The implication of the existence of peer effects for policy makers is that, in order to promote the diffusion of green buildings effectively, establishing early adopters or demonstration projects is important, because these early adopters can pressure their peers to follow the trend. Bollinger [40] shows that demonstration sites have positive effects on the adoption of green technologies. Through various policy instruments such as tax credits, early adopters of green certificates can be established. As peer effects take hold, government can gradually phase out or reduce subsidies, while the number of adopters of green buildings can still increase. The implication for green-building-related business or professionals is the following: when marketing to commercial buildings and business owners about obtaining green certificates, emphasizing peers’ choice is important in the communication. Another implication for both policy-makers and industry is that hosting any information provision programs, such as green-building-related industry meetings, will help increase the word-of-mouth impact among building decision-makers, an important channel for peer effects to take place, which ultimately can increase the adopters of green certificates.

6. Conclusions

This paper adds to the existing literature by examining peer effects in the adoption of green certificates by commercial buildings. This paper exploits a rich panel dataset and the fact that there is a lag between the application submission and approval to correct for the self-selection and reflection issues often present in the identification of causal peer effects. Empirical results show that an additional approved LEED certificate within a zip code will increase the probability of a commercial building in the same zip code to apply for a LEED certificate by 3–4 percentage points in NY and AZ; an additional approved Energy Star certificate within a zip code will increase the probability of a commercial building in the same zip code to apply for an Energy Star certificate by 1–2 percentage points in NY and AZ. In addition, the magnitude of peer effects decreases after 2009 when LEED systems started to impose more stringent standards, suggesting that perhaps through communication with their peers, commercial buildings learned that it has become more difficult and costly to obtain LEED certification after the change in 2009. Given that NY is one of the largest states in terms of commercial buildings (both in types and in quantity) and that AZ’s unique weather pattern increases the potential benefits of green certification, empirical results from this study are highly relevant given that it focuses on the two states that are more likely to be impacted by green-certification diffusion. That said, generalizing the results to states dissimilar to NY and AZ should always be performed with caution.
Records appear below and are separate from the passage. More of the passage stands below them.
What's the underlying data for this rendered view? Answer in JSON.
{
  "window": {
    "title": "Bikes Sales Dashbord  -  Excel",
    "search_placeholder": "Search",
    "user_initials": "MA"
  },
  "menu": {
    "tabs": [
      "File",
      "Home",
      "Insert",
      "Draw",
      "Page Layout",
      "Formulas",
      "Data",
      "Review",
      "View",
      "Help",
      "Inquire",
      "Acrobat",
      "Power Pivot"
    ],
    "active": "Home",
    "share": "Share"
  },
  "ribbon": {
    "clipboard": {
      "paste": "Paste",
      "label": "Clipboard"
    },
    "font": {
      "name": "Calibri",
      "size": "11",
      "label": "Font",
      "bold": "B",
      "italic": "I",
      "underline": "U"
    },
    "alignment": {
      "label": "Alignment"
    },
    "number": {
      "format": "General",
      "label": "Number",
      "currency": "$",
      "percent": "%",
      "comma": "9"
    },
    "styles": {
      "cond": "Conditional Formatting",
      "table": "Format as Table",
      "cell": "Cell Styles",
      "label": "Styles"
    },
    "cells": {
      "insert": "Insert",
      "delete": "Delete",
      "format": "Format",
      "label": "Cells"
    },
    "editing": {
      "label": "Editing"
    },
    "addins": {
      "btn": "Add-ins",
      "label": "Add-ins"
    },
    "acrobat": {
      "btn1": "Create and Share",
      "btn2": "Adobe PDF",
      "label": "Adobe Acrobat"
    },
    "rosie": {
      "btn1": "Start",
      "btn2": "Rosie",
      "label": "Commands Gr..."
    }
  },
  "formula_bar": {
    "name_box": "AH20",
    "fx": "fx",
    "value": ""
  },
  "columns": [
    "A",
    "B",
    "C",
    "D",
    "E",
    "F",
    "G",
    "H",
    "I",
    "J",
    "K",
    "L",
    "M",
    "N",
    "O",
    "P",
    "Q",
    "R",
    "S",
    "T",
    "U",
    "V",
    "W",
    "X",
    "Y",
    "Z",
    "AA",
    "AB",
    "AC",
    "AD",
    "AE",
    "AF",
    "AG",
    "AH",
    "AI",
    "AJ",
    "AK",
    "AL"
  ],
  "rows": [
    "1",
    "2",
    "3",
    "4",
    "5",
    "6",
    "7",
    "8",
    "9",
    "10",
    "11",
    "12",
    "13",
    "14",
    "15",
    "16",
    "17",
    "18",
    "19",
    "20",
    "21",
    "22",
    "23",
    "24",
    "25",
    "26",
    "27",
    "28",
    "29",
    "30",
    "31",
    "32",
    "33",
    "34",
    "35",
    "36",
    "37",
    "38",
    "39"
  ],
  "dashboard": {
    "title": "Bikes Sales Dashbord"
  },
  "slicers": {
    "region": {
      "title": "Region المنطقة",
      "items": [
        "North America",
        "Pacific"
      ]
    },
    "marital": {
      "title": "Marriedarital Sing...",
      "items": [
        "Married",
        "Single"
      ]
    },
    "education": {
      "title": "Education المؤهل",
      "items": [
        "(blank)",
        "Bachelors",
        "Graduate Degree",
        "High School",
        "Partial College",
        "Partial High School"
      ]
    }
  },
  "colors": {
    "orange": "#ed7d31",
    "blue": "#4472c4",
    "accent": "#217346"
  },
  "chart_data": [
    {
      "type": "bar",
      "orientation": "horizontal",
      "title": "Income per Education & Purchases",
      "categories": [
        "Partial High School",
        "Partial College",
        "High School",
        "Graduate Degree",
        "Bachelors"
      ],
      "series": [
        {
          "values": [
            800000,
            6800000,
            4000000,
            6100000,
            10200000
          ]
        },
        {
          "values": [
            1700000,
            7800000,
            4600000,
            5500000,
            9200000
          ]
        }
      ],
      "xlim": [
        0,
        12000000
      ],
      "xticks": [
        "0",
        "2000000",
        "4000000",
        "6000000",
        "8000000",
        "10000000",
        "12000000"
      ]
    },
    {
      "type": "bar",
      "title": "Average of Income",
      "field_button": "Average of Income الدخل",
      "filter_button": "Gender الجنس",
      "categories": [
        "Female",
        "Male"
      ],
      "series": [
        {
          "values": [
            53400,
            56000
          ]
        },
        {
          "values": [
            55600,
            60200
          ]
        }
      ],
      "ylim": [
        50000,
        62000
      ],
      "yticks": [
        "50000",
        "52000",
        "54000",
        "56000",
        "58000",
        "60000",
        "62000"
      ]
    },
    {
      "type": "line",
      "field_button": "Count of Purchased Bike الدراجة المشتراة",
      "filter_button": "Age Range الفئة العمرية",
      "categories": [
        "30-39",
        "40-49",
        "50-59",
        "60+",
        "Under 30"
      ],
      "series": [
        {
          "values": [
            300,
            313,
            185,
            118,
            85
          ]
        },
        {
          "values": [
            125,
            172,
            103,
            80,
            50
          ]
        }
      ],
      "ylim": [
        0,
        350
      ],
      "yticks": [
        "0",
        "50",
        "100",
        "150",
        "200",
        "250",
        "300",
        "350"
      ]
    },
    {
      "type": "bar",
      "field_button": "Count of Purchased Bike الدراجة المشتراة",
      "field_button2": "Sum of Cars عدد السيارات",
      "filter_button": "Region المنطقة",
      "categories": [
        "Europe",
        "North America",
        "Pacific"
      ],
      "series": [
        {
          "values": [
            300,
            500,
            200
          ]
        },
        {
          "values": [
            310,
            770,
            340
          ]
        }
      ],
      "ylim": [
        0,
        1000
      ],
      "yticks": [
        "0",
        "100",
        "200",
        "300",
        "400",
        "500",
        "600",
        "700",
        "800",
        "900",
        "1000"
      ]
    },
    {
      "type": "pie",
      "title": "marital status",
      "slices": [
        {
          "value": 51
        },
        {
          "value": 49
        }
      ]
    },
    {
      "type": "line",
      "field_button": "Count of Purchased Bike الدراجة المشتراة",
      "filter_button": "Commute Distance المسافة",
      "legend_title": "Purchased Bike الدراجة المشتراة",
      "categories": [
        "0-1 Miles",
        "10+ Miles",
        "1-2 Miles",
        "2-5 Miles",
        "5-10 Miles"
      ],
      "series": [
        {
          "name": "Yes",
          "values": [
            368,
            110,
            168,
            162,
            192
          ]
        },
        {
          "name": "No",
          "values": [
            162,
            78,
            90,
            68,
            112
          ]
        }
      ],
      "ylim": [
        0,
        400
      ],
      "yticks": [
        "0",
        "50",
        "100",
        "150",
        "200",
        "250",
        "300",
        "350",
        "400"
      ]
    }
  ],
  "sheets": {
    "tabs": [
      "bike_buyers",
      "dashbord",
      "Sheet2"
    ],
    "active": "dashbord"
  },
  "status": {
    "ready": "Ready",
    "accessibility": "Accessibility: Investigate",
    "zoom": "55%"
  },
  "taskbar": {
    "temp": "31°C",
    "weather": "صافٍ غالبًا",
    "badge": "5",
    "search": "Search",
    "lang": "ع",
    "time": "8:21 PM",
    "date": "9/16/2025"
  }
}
The magnitude of the peer effects found in this study is relatively significant in the diffusion given that the base share of green buildings is low. This study only shows that there is empirical evidence confirming the existence of peer effects among commercial building decision-makers when it comes to green-certifications, but the evidence does not reveal the exact mechanism via which peer effects come into existence, thus limiting our ability to make policy recommendations to enhance peer effects. Such questions are reserved for future research.